His words reminded Ash rather sharply that Yarrow had only known of the god for a short century and that the people of the world she was currently in seemed to know him as a god of dungeons rather than knowing his actual domain. He was a young god and was likely still learning his place among the others.

"The elder gods," he continued with more respect than he'd mentioned them before, "I had thought I'd learned everything correctly the first time but clearly they still have more to teach me. While a kiss is supposed to be a pleasurable experience, it was wrong of me to force it so without your input. I do not ask forgiveness, but know that I will strive not to act so foolishly in the future."

She forced herself to glance towards him though she'd rather just watch her pond for as many hours as it took to feel better. His golden eyes watched her, soft and truly remorseful. He was not faking his apology to keep from being scolded by the others. She was curious, though, why he'd acted in such a way to begin with.

He frowned suddenly and shook his head, reading thoughts when near those that were not gods was an all too easy task, "I do not know if I was jealous of you or if I covet you, if I'm being honest," he answered her thoughts, his voice growing soft, "You have all that I am supposed to offer the world…and you gained it all without my input or guidance. I did not bend events ever so slightly to connect you to the people you hold dear. I did not provide anything for you to earn the wealth that you have, both in monetary form as well as in the far more important form to you of the love of those people. I had nothing to do with your sharp personality, with the mischief alongside unwavering kindness that will make for endless entertainment for the Godsborn and, I'd like to think, the Earthborn as well. You didn't need me to do any of that…I didn't exist when you gained all of that."

"I did not need Sidus to make me either. Not in the way you are speaking of," her voice was quiet, she spoke slow to keep it from cracking with the pain that still slid through her, "His magic created me. He named me. He left all else to others because it was not his place.
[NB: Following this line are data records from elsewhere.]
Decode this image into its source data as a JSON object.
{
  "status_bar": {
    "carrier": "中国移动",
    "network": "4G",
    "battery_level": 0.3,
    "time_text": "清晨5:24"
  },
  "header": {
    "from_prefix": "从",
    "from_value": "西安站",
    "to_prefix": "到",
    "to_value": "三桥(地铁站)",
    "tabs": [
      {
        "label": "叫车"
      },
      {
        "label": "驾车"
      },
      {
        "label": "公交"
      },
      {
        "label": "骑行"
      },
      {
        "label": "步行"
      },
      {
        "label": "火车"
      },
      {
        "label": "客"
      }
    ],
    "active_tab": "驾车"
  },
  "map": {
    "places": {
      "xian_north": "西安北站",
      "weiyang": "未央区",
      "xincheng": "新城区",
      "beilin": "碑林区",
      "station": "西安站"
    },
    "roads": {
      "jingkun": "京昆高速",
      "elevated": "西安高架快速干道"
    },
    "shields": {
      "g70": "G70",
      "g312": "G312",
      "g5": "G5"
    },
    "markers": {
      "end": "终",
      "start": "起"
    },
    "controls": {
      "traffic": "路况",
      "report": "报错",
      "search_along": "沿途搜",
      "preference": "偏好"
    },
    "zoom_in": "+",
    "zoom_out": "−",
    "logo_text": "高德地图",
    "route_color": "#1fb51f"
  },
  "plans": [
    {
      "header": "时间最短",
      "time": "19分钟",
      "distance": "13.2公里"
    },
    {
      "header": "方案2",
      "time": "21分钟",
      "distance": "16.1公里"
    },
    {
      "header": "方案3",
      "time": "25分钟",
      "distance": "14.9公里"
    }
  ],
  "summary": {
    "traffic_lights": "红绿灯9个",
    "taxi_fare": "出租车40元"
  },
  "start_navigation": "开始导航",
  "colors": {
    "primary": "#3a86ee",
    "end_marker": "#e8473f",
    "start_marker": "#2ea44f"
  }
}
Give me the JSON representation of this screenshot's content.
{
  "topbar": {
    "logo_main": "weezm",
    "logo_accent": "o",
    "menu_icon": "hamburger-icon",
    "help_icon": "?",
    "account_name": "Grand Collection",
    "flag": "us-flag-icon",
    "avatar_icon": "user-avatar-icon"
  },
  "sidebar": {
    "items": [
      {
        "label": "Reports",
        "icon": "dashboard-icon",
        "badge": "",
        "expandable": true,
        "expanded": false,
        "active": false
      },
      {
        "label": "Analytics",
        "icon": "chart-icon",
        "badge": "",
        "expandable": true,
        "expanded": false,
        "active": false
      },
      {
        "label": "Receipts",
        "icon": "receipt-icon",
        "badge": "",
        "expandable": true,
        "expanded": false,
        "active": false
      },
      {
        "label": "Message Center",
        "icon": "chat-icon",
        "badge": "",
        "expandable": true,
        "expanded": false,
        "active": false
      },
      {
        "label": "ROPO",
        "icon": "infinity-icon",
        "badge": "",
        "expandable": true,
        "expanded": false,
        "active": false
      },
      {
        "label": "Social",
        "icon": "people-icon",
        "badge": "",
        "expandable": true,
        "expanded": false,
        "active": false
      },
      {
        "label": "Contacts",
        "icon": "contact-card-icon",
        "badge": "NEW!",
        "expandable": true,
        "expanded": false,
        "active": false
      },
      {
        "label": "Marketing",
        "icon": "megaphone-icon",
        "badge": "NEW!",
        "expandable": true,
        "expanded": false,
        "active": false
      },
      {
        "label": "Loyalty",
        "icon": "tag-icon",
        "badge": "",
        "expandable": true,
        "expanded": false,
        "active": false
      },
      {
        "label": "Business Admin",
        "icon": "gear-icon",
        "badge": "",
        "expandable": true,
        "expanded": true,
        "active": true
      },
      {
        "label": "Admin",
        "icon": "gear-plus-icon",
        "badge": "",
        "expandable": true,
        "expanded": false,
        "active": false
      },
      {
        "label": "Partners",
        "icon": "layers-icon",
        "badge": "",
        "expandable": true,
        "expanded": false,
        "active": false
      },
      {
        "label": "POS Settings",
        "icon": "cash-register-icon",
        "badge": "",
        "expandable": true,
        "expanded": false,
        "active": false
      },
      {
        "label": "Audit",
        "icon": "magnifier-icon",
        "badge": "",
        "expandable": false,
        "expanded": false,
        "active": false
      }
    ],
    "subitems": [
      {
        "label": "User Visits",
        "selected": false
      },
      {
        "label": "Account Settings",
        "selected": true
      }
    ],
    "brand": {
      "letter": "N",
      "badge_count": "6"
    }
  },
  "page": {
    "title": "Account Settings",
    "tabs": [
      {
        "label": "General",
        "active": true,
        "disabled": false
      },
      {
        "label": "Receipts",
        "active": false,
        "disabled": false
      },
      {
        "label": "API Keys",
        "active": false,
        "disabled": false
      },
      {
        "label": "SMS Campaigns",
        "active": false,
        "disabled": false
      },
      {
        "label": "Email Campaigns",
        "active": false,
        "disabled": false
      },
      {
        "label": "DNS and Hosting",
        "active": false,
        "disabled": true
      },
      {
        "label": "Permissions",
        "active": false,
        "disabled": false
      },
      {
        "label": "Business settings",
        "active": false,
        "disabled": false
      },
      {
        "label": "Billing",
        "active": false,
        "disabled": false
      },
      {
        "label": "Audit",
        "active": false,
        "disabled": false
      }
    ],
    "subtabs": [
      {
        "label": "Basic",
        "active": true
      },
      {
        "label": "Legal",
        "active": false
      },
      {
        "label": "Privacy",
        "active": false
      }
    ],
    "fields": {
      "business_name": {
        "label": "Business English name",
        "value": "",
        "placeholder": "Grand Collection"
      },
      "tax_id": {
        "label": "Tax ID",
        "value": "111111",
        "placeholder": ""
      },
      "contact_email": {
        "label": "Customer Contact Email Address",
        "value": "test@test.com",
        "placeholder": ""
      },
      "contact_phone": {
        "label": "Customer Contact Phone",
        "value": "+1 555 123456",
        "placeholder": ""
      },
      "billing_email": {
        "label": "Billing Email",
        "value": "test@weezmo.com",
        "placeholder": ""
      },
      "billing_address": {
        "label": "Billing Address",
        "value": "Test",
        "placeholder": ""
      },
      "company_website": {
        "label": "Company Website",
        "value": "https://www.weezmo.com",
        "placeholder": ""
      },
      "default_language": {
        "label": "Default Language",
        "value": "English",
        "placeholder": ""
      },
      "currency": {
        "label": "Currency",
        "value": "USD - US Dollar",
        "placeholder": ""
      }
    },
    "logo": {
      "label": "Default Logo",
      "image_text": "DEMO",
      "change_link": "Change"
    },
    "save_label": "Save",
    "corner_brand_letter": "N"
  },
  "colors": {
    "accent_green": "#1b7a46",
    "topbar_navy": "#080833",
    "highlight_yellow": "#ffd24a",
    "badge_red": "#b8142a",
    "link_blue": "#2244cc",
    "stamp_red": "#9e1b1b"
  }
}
Certainly he remained a figure in my life to make certain I learned the values he represents, but he was as a father to my whole herd and I like to think he did so for them all. You are gods that watch over things and can manipulate events to allow change to some degree, but you are not gods that control all. I doubt you want to do so anyway, it doesn't sound entertaining to know everything to expect."

He laughed slightly, the sound holding an edge of self-loathing to it, "Ah, to be schooled in my own place by a creature that is not a god…Part of me feels I should be ashamed of needing it, but I'm not. You are quite well my elder, so I've been told. Considering how he cherishes you, having to remove himself entirely from the conversation to keep from striking me in rage at what I'd done to you, it should not surprise me that you know a lot about what it is to hold the kind of divinity that you do," he stood, "I am sorry, truly so, for using my power to make you want to be near me even if for just a moment. Perhaps, in time, we may mend what I have broken and start a proper connection between us."

She watched as he turned away from the pond, his golden eyes looking over the home she was building for herself and found herself speaking, "I don't know if I will forgive you…If I can. But I am grateful that you are a good god, a kind one, that can see when you have caused harm. I do not think your young age should wall you away from them…nor do I think your godhood grants you an immediate place among them."

He smiled slightly at her words, taking his own meaning from them. He had to form the connections himself with the other gods. He had to earn from them the wealth that they offered, knowledge from eons of watch over worlds aplenty. He could not bridge the gap between them just by being an entertaining bundle of mischief because he could not always be a child to them if he ever wanted to be an equal. He took a couple of steps and disappeared, taking with him the barrier that had shut her off from the rest of the world.